Principal Payments of Long-Term Debt
2022$559 
2023$575 
2024$231,646 
Senior Secured Credit Facility
The Company has a $600 million senior secured revolving credit facility, subject to the terms of a Second Amended and Restated Credit Agreement dated as of March 31, 2015, as amended to date (as amended and modified the “Amended Credit Agreement”), that becomes due and payable in full upon maturity on September 27, 2024. The Amended Credit Agreement provides the option to increase the revolving credit facility or establish term loan facilities in an aggregate amount of up to $150 million, subject to customary conditions and the approval of any lender whose commitment would be increased, resulting in a maximum available principal amount under the Amended Credit Agreement of $750 million. The initial borrowings under the Amended Credit Agreement were used to refinance borrowings outstanding under a prior credit agreement, and future borrowings under the Amended Credit Agreement may be used for working capital, capital expenditures, acquisitions of businesses, share repurchases, and general corporate purposes.

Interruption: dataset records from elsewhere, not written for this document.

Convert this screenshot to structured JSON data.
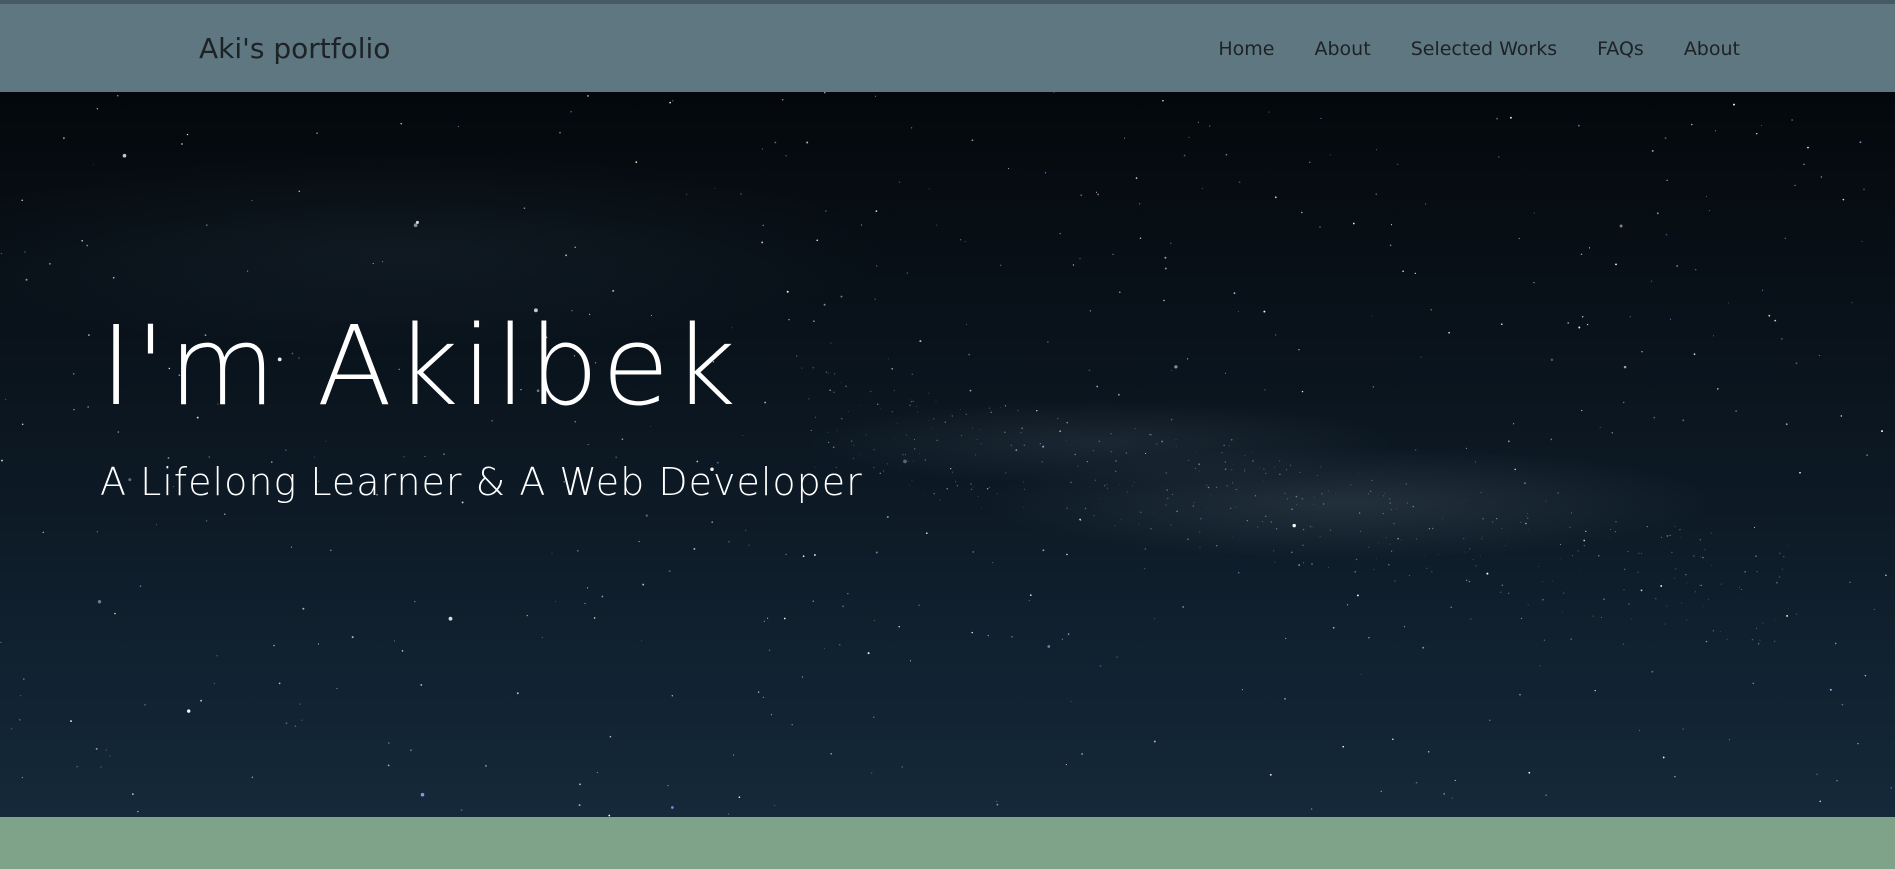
{
  "navbar": {
    "brand": "Aki's portfolio",
    "links": [
      {
        "label": "Home"
      },
      {
        "label": "About"
      },
      {
        "label": "Selected Works"
      },
      {
        "label": "FAQs"
      },
      {
        "label": "About"
      }
    ]
  },
  "hero": {
    "title": "I'm Akilbek",
    "subtitle": "A Lifelong Learner & A Web Developer"
  },
  "colors": {
    "navbar_bg": "#5f7780",
    "hero_bg": "#0b1620",
    "footer_bg": "#7fa389",
    "text_light": "#ffffff",
    "text_dark": "#1c2226"
  }
}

Fees and interest on borrowings vary based on our Consolidated Leverage Ratio (as defined in the Amended Credit Agreement). At our option, borrowings under the Amended Credit Agreement will bear interest at one, two, three or six-month LIBOR or an alternate base rate, in each case plus the applicable margin. The applicable margin will fluctuate between 1.125% per annum and 1.875% per annum, in the case of LIBOR borrowings, or between 0.125% per annum and 0.875% per annum, in the case of base rate loans, based upon our Consolidated Leverage Ratio at such time.
Amounts borrowed under the Amended Credit Agreement may be prepaid at any time without premium or penalty. We are required to prepay the amounts outstanding under the Amended Credit Agreement in certain circumstances, including upon an Event of Default (as defined in the Amended Credit Agreement). In addition, we have the right to permanently reduce or terminate the unused portion of the commitments provided under the Amended Credit Agreement at any time.

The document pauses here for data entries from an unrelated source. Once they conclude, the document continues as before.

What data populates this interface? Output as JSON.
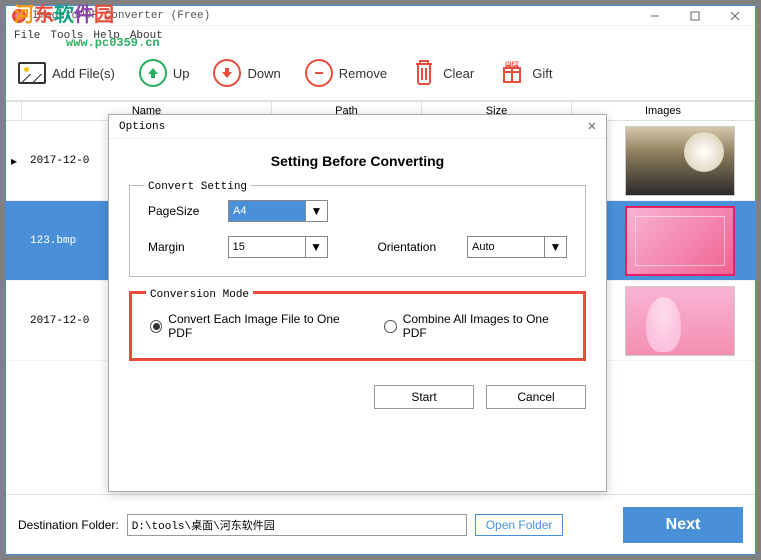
{
  "window": {
    "title": "ImagetoPDF Converter (Free)"
  },
  "menu": {
    "file": "File",
    "tools": "Tools",
    "help": "Help",
    "about": "About"
  },
  "watermark": {
    "text": "河东软件园",
    "url": "www.pc0359.cn"
  },
  "toolbar": {
    "addfiles": "Add File(s)",
    "up": "Up",
    "down": "Down",
    "remove": "Remove",
    "clear": "Clear",
    "gift": "Gift"
  },
  "table": {
    "headers": {
      "name": "Name",
      "path": "Path",
      "size": "Size",
      "images": "Images"
    },
    "rows": [
      {
        "name": "2017-12-0"
      },
      {
        "name": "123.bmp"
      },
      {
        "name": "2017-12-0"
      }
    ]
  },
  "footer": {
    "dest_label": "Destination Folder:",
    "dest_value": "D:\\tools\\桌面\\河东软件园",
    "open_folder": "Open Folder",
    "next": "Next"
  },
  "dialog": {
    "title": "Options",
    "heading": "Setting Before Converting",
    "convert_setting_legend": "Convert Setting",
    "pagesize_label": "PageSize",
    "pagesize_value": "A4",
    "margin_label": "Margin",
    "margin_value": "15",
    "orientation_label": "Orientation",
    "orientation_value": "Auto",
    "mode_legend": "Conversion Mode",
    "mode_each": "Convert Each Image File to One PDF",
    "mode_combine": "Combine All Images to One PDF",
    "start": "Start",
    "cancel": "Cancel"
  },
  "colors": {
    "accent": "#4a90d9",
    "up": "#27ae60",
    "down": "#e74c3c",
    "gift": "#e74c3c",
    "trash": "#e74c3c"
  }
}
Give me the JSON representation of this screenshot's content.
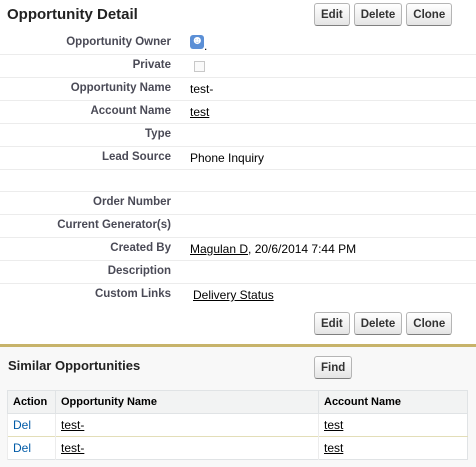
{
  "detail": {
    "title": "Opportunity Detail",
    "buttons": {
      "edit": "Edit",
      "delete": "Delete",
      "clone": "Clone"
    },
    "fields": {
      "owner": {
        "label": "Opportunity Owner",
        "value": "."
      },
      "private": {
        "label": "Private"
      },
      "name": {
        "label": "Opportunity Name",
        "value": "test-"
      },
      "account": {
        "label": "Account Name",
        "value": "test"
      },
      "type": {
        "label": "Type",
        "value": ""
      },
      "lead_source": {
        "label": "Lead Source",
        "value": "Phone Inquiry"
      },
      "order_number": {
        "label": "Order Number",
        "value": ""
      },
      "generators": {
        "label": "Current Generator(s)",
        "value": ""
      },
      "created_by": {
        "label": "Created By",
        "user": "Magulan D",
        "date": ", 20/6/2014 7:44 PM"
      },
      "description": {
        "label": "Description",
        "value": ""
      },
      "custom_links": {
        "label": "Custom Links",
        "value": "Delivery Status"
      }
    }
  },
  "similar": {
    "title": "Similar Opportunities",
    "find_label": "Find",
    "columns": [
      "Action",
      "Opportunity Name",
      "Account Name"
    ],
    "rows": [
      {
        "action": "Del",
        "opportunity": "test-",
        "account": "test"
      },
      {
        "action": "Del",
        "opportunity": "test-",
        "account": "test"
      }
    ]
  },
  "colors": {
    "section_accent": "#c7b36a",
    "action_link": "#015ba7",
    "label_text": "#4a4a56",
    "owner_icon": "#5b8fd6"
  },
  "icons": {
    "owner": "user-avatar-icon",
    "private": "unchecked-checkbox-icon"
  }
}
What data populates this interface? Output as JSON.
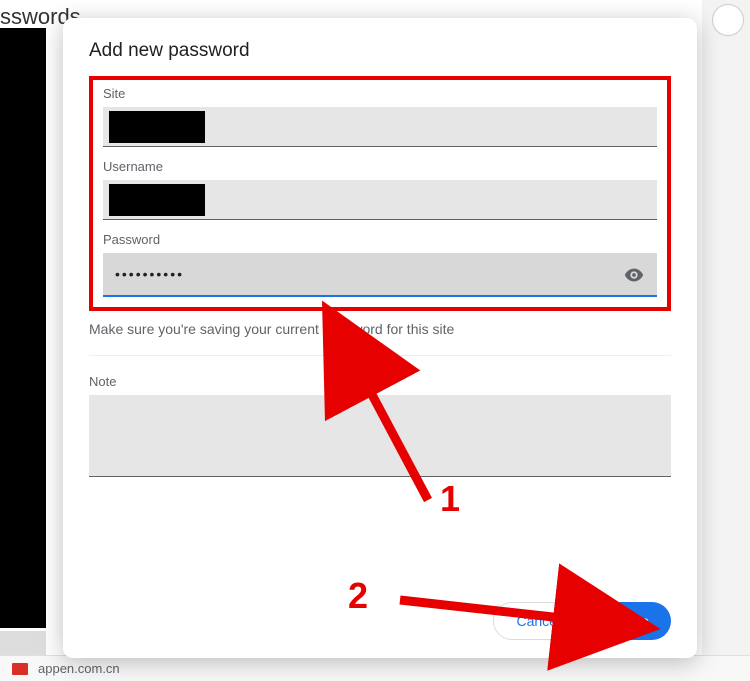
{
  "background": {
    "page_title_partial": "sswords",
    "footer_site": "appen.com.cn"
  },
  "modal": {
    "title": "Add new password",
    "site": {
      "label": "Site",
      "value": ""
    },
    "username": {
      "label": "Username",
      "value": ""
    },
    "password": {
      "label": "Password",
      "value": "••••••••••",
      "show_placeholder": "Show password"
    },
    "helper": "Make sure you're saving your current password for this site",
    "note": {
      "label": "Note",
      "value": ""
    },
    "cancel": "Cancel",
    "save": "Save"
  },
  "annotations": {
    "step1": "1",
    "step2": "2"
  }
}
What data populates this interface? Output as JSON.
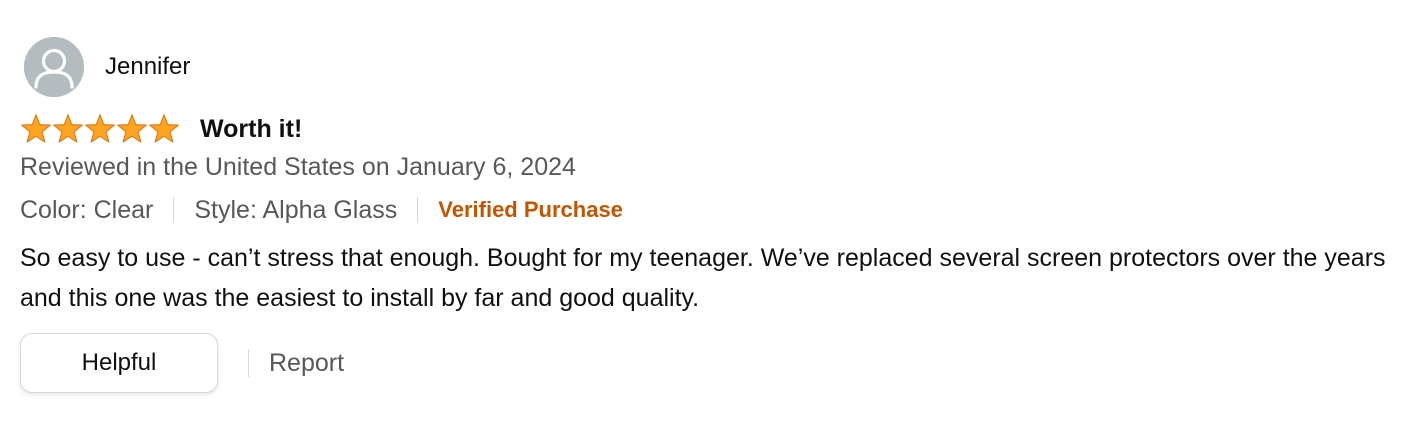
{
  "profile": {
    "name": "Jennifer",
    "avatar_icon": "default-user-avatar-icon"
  },
  "review": {
    "rating": 5,
    "rating_max": 5,
    "star_color": "#ffa41c",
    "title": "Worth it!",
    "date_text": "Reviewed in the United States on January 6, 2024",
    "format": {
      "color": "Color: Clear",
      "style": "Style: Alpha Glass"
    },
    "verified_label": "Verified Purchase",
    "verified_color": "#c45500",
    "body": "So easy to use - can’t stress that enough. Bought for my teenager. We’ve replaced several screen protectors over the years and this one was the easiest to install by far and good quality."
  },
  "actions": {
    "helpful_label": "Helpful",
    "report_label": "Report"
  }
}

The loans and obligations under the Amended Credit Agreement are secured pursuant to a Second Amended and Restated Security Agreement and a Second Amended and Restated Pledge Agreement (the “Pledge Agreement”) with Bank of America, N.A. as collateral agent, pursuant to which the Company and the subsidiary guarantors grant Bank of America, N.A., for the ratable benefit of the lenders under the Amended Credit Agreement, a first-priority lien, subject to permitted liens, on substantially all of the personal property assets of the Company and the subsidiary guarantors, and a pledge of 100% of the stock or other equity interests in all domestic subsidiaries and 65% of the stock or other equity interests in each “material first-tier foreign subsidiary” (as defined in the Pledge Agreement).
The Amended Credit Agreement contains usual and customary representations and warranties; affirmative and negative covenants, which include limitations on liens, investments, additional indebtedness, and restricted payments; and two quarterly financial covenants as follows: (i) a maximum Consolidated Leverage Ratio (defined as the ratio of debt to consolidated EBITDA) of 3.75 to 1.00; however the maximum permitted Consolidated Leverage Ratio will increase to 4.00 to 1.00 upon the occurrence of certain transactions, and (ii) a minimum Consolidated Interest Coverage Ratio (defined as the ratio of consolidated EBITDA to interest) of 3.50 to 1.00. Consolidated EBITDA for purposes of the financial covenants is calculated on a continuing operations basis and includes adjustments to add back non-cash goodwill impairment charges, share-based compensation costs, certain non-cash restructuring charges, pro forma historical EBITDA for businesses acquired, and other specified items in accordance with the Amended Credit Agreement. For purposes of the Consolidated Leverage Ratio total debt is on a gross basis and is not netted against our cash balances. At December 31, 2021, we were in compliance with these financial covenants with a Consolidated Leverage Ratio of 1.73 to 1.00 and a Consolidated Interest Coverage Ratio of 18.43 to 1.00.
Borrowings outstanding under the Amended Credit Agreement at December 31, 2021 totaled $230.0 million. These borrowings carried a weighted average interest rate of 2.7%, including the effect of the interest rate swaps described in Note 12 “Derivative Instruments and Hedging Activity.” Borrowings outstanding under the Amended Credit Agreement at December 31, 2020 were $200.0 million and carried a weighted average interest rate of 2.5%, including the effect of the interest rate swaps. The borrowing capacity under the revolving credit facility is reduced by any outstanding borrowings under the revolving credit facility and outstanding letters of credit. At December 31, 2021, we had outstanding letters of credit totaling $0.7 million, which are primarily used as security deposits for our office facilities. As of December 31, 2021, the unused borrowing capacity under the revolving credit facility was $369.3 million.
Promissory Note due 2024
On June 30, 2017, in conjunction with our purchase of an aircraft related to the acquisition of Innosight, we assumed, from the sellers of the aircraft, a promissory note with an outstanding principal balance of $5.1 million. The principal balance of the promissory note is subject to scheduled monthly principal payments until the maturity date of March 1, 2024, at which time a final payment of $1.5 million, plus any accrued and unpaid interest, will be due. Under the terms of the promissory note, we pay interest on the outstanding principal amount at a rate of one month LIBOR plus 1.97% per annum. The obligations under the promissory note are secured pursuant to a Loan and Aircraft Security Agreement with Banc of America Leasing & Capital, LLC, which grants the lender a first priority security interest in the aircraft. At December 31, 2021, the outstanding principal amount of the promissory note was $2.8 million, and the aircraft had a carrying amount of $3.7 million. At December 31, 2020, the outstanding principal amount of the promissory note was $3.3 million, and the aircraft had a carrying amount of $4.4 million. In the first quarter of 2022, we completed the sale of the aircraft to a third-party and used a portion of the sale proceeds to pay the remaining principal and unpaid interest on the promissory note. As a result of the sale, we no longer own any aircraft.